A Twitter card is a rich preview that X builds from twitter: meta tags in the head of your page. Instead of showing a plain URL, X displays a card with your title, description and image. There are two main types: the small summary card and the large summary_large_image card.
Where do I put the generated meta tags?
Paste them inside the head element of your HTML page, alongside your title and meta description tags. They must be in the head, not the body, or the X crawler will not read them when it builds the card.
What is the difference between summary and summary_large_image?
The summary card shows a small square thumbnail beside the title and description, which suits profiles and text-heavy pages. The summary_large_image card shows a wide banner image above the text, which is the usual choice for articles, products and landing pages with a strong visual.
Do I still need Twitter card tags if I already have Open Graph tags?

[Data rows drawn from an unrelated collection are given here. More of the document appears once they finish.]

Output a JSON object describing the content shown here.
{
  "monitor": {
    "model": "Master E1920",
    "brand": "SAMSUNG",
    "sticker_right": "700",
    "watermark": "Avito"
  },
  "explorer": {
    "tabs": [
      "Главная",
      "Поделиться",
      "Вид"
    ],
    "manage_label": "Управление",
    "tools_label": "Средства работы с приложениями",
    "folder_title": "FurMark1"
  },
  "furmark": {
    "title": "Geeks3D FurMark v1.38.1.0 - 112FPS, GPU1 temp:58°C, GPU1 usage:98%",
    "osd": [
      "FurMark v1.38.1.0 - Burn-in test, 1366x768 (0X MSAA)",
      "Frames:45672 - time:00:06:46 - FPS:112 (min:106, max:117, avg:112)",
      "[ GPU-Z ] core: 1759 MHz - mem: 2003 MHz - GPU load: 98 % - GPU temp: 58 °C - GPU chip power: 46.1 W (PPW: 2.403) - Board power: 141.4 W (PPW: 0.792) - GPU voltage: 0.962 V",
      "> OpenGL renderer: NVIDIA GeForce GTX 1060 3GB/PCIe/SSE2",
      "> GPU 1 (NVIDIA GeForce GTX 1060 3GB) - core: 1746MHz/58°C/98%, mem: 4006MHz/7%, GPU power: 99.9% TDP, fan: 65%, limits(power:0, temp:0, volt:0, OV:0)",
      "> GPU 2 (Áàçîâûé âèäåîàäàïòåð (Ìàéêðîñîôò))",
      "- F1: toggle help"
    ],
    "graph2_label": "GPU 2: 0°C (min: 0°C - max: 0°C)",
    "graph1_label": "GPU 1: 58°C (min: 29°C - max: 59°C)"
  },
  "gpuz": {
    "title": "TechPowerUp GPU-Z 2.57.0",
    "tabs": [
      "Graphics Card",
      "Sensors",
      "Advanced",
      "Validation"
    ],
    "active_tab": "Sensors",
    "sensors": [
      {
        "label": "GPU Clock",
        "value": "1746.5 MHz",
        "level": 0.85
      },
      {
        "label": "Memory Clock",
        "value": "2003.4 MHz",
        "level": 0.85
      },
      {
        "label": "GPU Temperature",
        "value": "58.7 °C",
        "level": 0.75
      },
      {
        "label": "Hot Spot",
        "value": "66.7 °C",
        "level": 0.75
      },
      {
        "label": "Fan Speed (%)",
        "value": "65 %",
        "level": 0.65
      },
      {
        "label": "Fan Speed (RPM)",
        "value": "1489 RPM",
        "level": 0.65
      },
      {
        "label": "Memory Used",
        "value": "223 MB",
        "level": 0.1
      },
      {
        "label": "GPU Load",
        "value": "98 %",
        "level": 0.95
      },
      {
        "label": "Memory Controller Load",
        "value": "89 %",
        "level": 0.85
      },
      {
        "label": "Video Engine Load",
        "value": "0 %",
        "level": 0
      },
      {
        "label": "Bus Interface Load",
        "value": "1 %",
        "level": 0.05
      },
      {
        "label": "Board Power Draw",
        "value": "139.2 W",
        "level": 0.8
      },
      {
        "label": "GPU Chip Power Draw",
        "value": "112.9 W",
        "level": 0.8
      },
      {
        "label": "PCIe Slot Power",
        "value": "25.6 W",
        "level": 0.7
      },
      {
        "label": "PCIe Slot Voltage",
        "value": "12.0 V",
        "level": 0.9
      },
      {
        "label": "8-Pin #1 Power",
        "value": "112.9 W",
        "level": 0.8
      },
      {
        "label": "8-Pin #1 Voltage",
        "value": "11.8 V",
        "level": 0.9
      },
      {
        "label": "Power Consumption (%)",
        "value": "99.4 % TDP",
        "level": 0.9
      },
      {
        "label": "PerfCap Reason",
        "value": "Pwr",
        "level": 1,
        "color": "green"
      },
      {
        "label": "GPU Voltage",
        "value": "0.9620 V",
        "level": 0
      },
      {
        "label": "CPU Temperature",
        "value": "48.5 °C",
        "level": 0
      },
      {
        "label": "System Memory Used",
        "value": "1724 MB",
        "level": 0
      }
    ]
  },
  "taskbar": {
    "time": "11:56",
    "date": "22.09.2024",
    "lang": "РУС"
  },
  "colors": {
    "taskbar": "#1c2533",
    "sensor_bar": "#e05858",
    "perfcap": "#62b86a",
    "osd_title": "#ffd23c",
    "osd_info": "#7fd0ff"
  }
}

Not strictly. X falls back to your Open Graph tags (og:title, og:description, og:image) when the matching twitter: tag is missing. Adding twitter: tags lets you set a different title or image specifically for X and credit accounts with twitter:site and twitter:creator.
What size should my twitter:image be?
For summary_large_image use about 1200 by 628 pixels (a 1.91:1 ratio). For the small summary card use a square image such as 600 by 600 pixels. Keep the file under about 5 MB and make sure the URL is absolute, starting with https://, or the image will not load.
Is this Twitter card generator private?
Yes. Everything runs in your browser with plain JavaScript. Your titles, URLs and image links are never uploaded or sent anywhere, and there is no network request involved in building the tags.